Li Yujia, Liu Peng, Wang Wenjia, Zong Wei, Fang Yusi, Ren Zhao, Tang Lu, Celedón Juan C, Oesterreich Steffi, Tseng George C
University of Pittsburgh.
Ann Appl Stat. 2024 Sep;18(3):1947-1964. doi: 10.1214/23-aoas1865. Epub 2024 Aug 5.
With advances in high-throughput technology, molecular disease subtyping by high-dimensional omics data has been recognized as an effective approach for identifying subtypes of complex diseases with distinct disease mechanisms and prognoses. Conventional cluster analysis takes omics data as input and generates patient clusters with similar gene expression pattern. The omics data, however, usually contain multi-faceted cluster structures that can be defined by different sets of gene. If the gene set associated with irrelevant clinical variables (e.g., sex or age) dominates the clustering process, the resulting clusters may not capture clinically meaningful disease subtypes. This motivates the development of a clustering framework with guidance from a pre-specified disease outcome, such as lung function measurement or survival, in this paper. We propose two disease subtyping methods by omics data with outcome guidance using a generative model or a weighted joint likelihood. Both methods connect an outcome association model and a disease subtyping model by a latent variable of cluster labels. Compared to the generative model, weighted joint likelihood contains a data-driven weight parameter to balance the likelihood contributions from outcome association and gene cluster separation, which improves generalizability in independent validation but requires heavier computing. Extensive simulations and two real applications in lung disease and triple-negative breast cancer demonstrate superior disease subtyping performance of the outcome-guided clustering methods in terms of disease subtyping accuracy, gene selection and outcome association. Unlike existing clustering methods, the outcome-guided disease subtyping framework creates a new precision medicine paradigm to directly identify patient subgroups with clinical association.

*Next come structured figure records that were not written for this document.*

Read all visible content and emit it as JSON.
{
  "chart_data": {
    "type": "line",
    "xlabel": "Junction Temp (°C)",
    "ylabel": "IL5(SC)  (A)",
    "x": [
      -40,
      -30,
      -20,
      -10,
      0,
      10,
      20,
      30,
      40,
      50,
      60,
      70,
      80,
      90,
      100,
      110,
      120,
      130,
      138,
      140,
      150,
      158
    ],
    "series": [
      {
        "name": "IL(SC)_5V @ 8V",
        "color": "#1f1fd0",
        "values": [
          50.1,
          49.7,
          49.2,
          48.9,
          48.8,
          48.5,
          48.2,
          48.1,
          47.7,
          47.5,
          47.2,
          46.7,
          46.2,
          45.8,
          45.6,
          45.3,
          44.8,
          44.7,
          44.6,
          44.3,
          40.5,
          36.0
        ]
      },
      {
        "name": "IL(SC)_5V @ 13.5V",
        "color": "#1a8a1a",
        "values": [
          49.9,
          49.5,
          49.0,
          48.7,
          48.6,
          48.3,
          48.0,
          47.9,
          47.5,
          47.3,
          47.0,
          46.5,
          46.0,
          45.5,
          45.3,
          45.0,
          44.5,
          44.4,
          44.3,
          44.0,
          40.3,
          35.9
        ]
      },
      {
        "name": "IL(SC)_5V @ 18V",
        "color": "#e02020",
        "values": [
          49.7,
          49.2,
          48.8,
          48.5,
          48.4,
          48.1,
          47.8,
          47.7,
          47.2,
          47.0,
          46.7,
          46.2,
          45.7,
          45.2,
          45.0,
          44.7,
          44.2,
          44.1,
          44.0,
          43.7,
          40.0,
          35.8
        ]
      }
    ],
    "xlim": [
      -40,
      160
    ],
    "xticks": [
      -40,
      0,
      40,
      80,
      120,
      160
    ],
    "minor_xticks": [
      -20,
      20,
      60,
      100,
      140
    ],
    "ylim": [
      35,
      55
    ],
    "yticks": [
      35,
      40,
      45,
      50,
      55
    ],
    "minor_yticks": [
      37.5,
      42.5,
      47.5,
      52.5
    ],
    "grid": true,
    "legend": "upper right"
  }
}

随着高通量技术的进步,通过高维组学数据进行分子疾病亚型分类已被认为是识别具有不同疾病机制和预后的复杂疾病亚型的有效方法。传统的聚类分析将组学数据作为输入,并生成具有相似基因表达模式的患者聚类。然而,组学数据通常包含多方面的聚类结构,这些结构可以由不同的基因集定义。如果与无关临床变量(如性别或年龄)相关的基因集在聚类过程中占主导地位,那么得到的聚类可能无法捕捉到具有临床意义的疾病亚型。这促使本文开发一种在预先指定的疾病结局(如肺功能测量或生存率)指导下的聚类框架。我们提出了两种通过组学数据进行疾病亚型分类的方法,利用生成模型或加权联合似然性在结局指导下进行。这两种方法都通过聚类标签的潜在变量将结局关联模型和疾病亚型分类模型联系起来。与生成模型相比,加权联合似然性包含一个数据驱动的权重参数,以平衡结局关联和基因聚类分离的似然贡献,这在独立验证中提高了泛化能力,但计算量更大。广泛的模拟以及在肺病和三阴性乳腺癌中的两个实际应用表明,结局指导的聚类方法在疾病亚型分类准确性、基因选择和结局关联方面具有卓越的疾病亚型分类性能。与现有聚类方法不同,结局指导的疾病亚型分类框架创建了一种新的精准医学范式,以直接识别具有临床关联性的患者亚组。